Há também propostas de mudanças no sinal de preço, com a implementação de tarifas dinâmicas, com energia mais barata nos horários de maior geração, como entre 10h e 16h, e mais cara nos períodos de menor oferta.
Assim, o consumidor poderia economizar ao, por exemplo, ligar a máquina de lavar ou carregar o carro elétrico durante o dia.
"Um dos passos que o Brasil vai ter que enfrentar para o curtailment é uma educação do consumidor. Usar racionalmente energia é algo positivo. Não é um racionamento, esse termo ficou muito politicamente capturado. Mas deveria, como qualquer produto, ter alternativas no mercado, como essa questão do horário", disse Alexandre Viana, CEO da Envol, consultoria em energia.
A Empresa de Pesquisa Energética citou também o uso de hidrelétricas reversíveis. "É uma hidrelétrica com dois reservatórios, que bombeia a água para cima nos momentos em que está sobrando energia e turbina a água para baixo, nos momentos que você mais precisa dessa geração", explicou Gustavo Ponte.
O Operador Nacional do Sistema Elétrico estuda ainda a criação de Operadores do Sistema de Distribuição (DSO), que funcionariam como “controladores locais” do sistema elétrico, ajustando geração e consumo.
"Em paralelo, o Operador vem atuando junto com o MME, Aneel e EPE para avançar em aprimoramentos no marco regulatório e na revisão de regulamentos e de políticas públicas, para equilibrar responsabilidades, aprimorar a eficiência alocativa e garantir eficiência operacional", informou o ONS.
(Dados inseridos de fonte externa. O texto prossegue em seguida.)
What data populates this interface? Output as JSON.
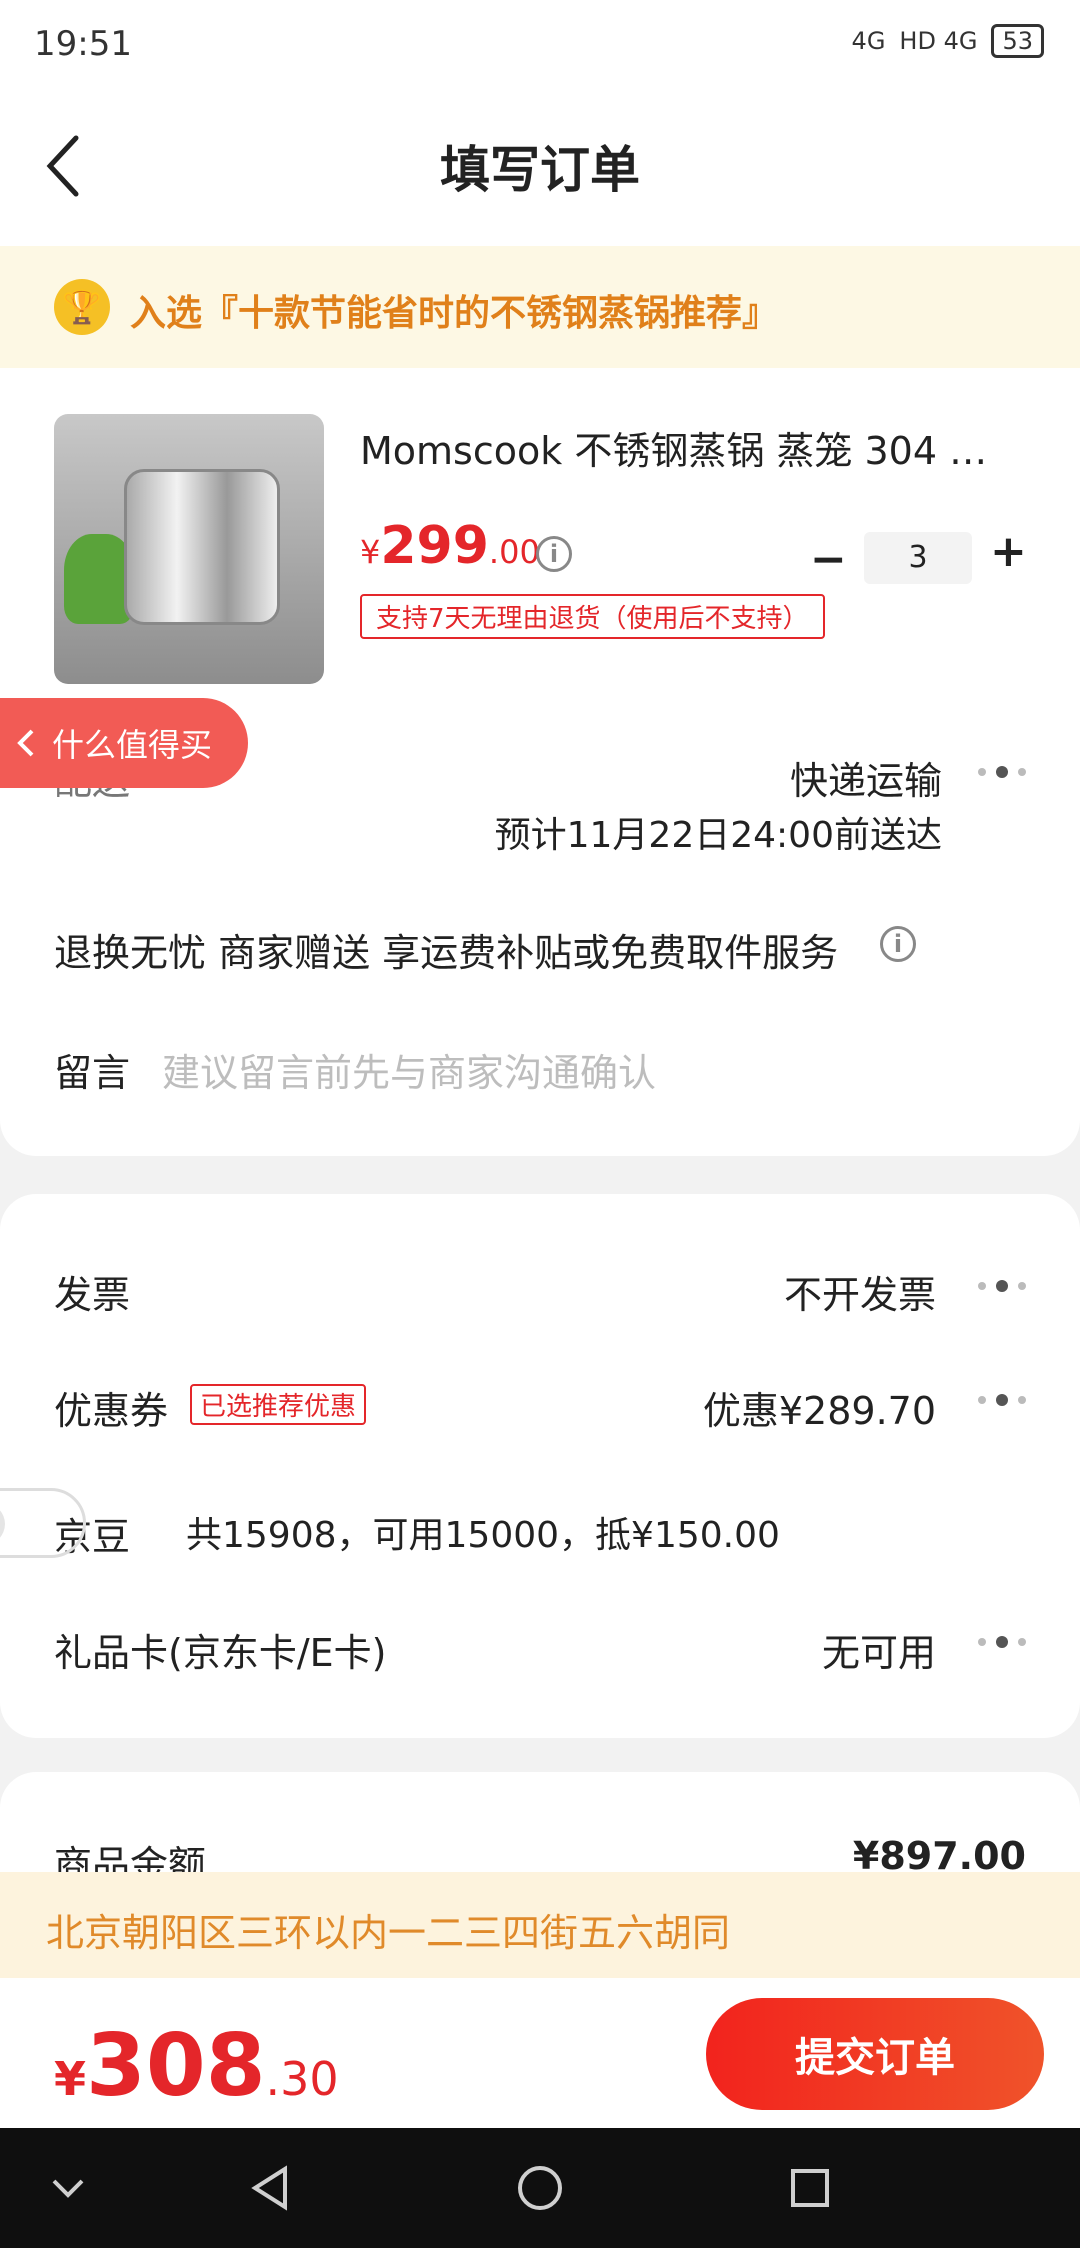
{
  "status_bar": {
    "time": "19:51",
    "network": "4G",
    "signal": "HD 4G",
    "battery": "53"
  },
  "header": {
    "title": "填写订单"
  },
  "banner": {
    "text": "入选『十款节能省时的不锈钢蒸锅推荐』",
    "icon": "trophy-icon"
  },
  "product": {
    "name": "Momscook 不锈钢蒸锅 蒸笼 304 单…",
    "price_symbol": "¥",
    "price_int": "299",
    "price_dec": ".00",
    "return_policy": "支持7天无理由退货（使用后不支持）",
    "quantity": "3"
  },
  "float_button": {
    "label": "什么值得买"
  },
  "delivery": {
    "label": "配送",
    "method": "快递运输",
    "eta": "预计11月22日24:00前送达"
  },
  "return_service": {
    "text": "退换无忧 商家赠送  享运费补贴或免费取件服务"
  },
  "message": {
    "label": "留言",
    "placeholder": "建议留言前先与商家沟通确认"
  },
  "invoice": {
    "label": "发票",
    "value": "不开发票"
  },
  "coupon": {
    "label": "优惠券",
    "tag": "已选推荐优惠",
    "value": "优惠¥289.70"
  },
  "jingdou": {
    "label": "京豆",
    "text": "共15908，可用15000，抵¥150.00",
    "enabled": false
  },
  "giftcard": {
    "label": "礼品卡(京东卡/E卡)",
    "value": "无可用"
  },
  "summary": {
    "goods_label": "商品金额",
    "goods_value": "¥897.00"
  },
  "address": {
    "text": "北京朝阳区三环以内一二三四街五六胡同"
  },
  "bottom": {
    "total_symbol": "¥",
    "total_int": "308",
    "total_dec": ".30",
    "submit_label": "提交订单"
  },
  "colors": {
    "accent": "#e4262a",
    "banner_text": "#e0801a",
    "address_text": "#e08a2a"
  }
}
Também está em pauta a modernização e a expansão do sistema de transmissão. "Você tem uma tecnologia nova, num sistema antigo, então enquanto você não adaptar o sistema para essa nova tecnologia você tem um desbalanço", disse Jonathan Colombo, engenheiro e professor do MBA em ESG de Mudanças Climáticas e Transição Energética da FGV.
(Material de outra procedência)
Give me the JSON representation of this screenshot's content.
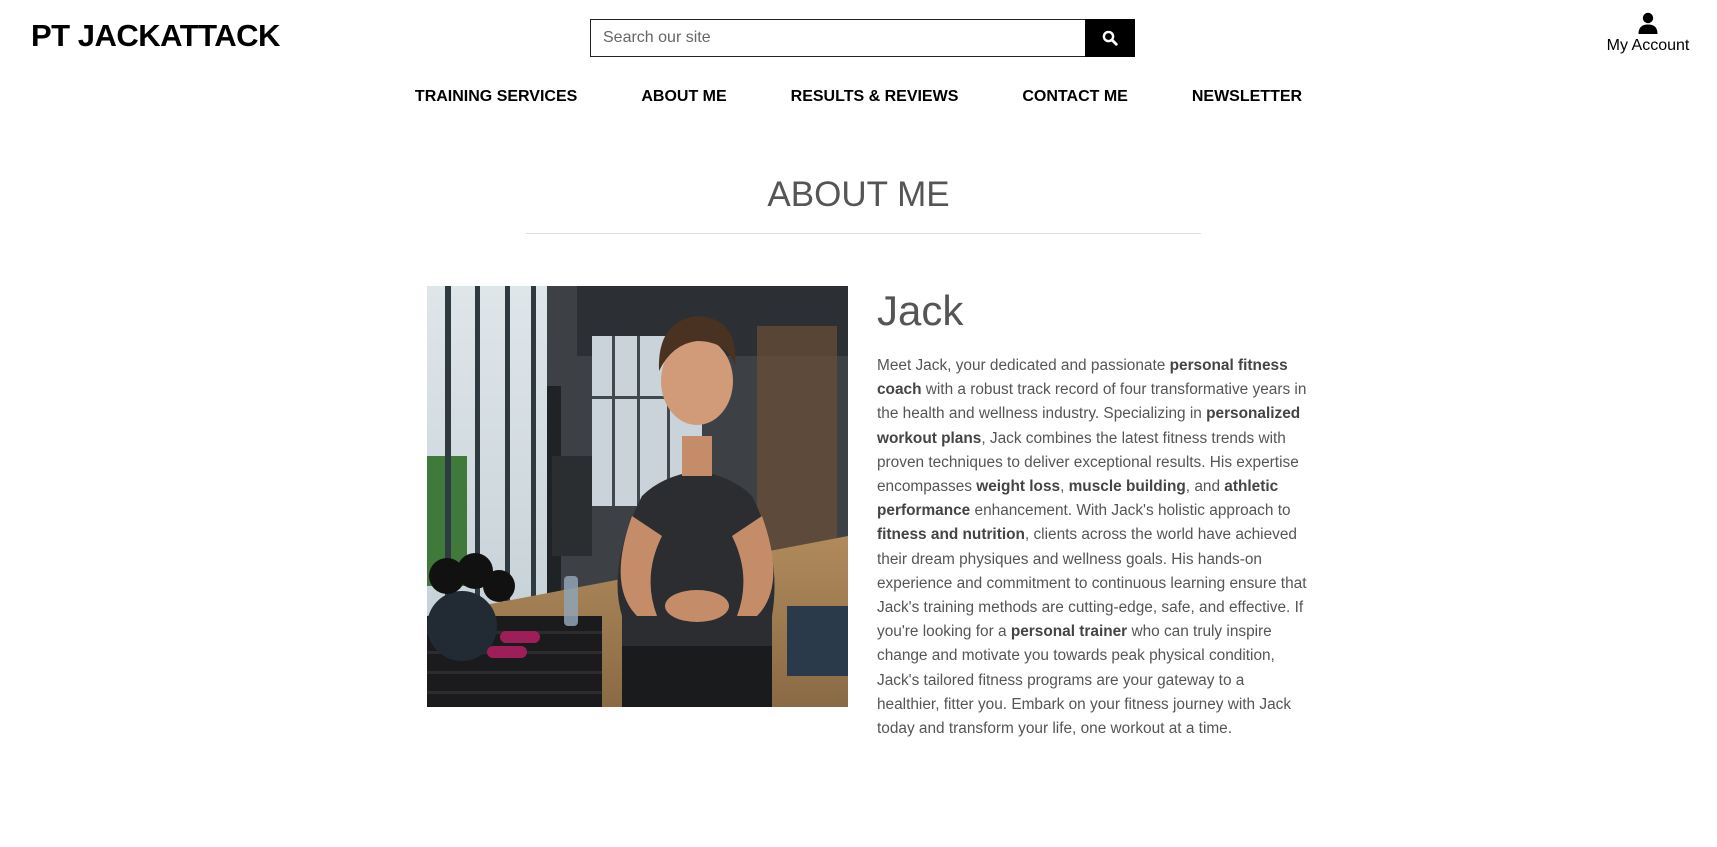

Uma coisa é fato: a maior participação de renováveis impõe novos desafios, mas representa um avanço importante em direção à sustentabilidade.
Para os especialistas, o Brasil está no caminho do que é considerado ideal, a combinação de diferentes fontes de energia, em vez da dependência quase exclusiva das hidrelétricas que marcou o século passado.
"Hoje é uma combinação do que a gente chama de projetos híbridos, um projeto que vai combinar várias tecnologias. Como, por exemplo, eólico com solar, ou eólico com solar e bateria. O futuro está no que a gente chama na hibridização, a combinação de várias tecnologias", disse Colombo.
a COP 30 e nosso futuro
Hidrogênio verde será o combustível do futuro?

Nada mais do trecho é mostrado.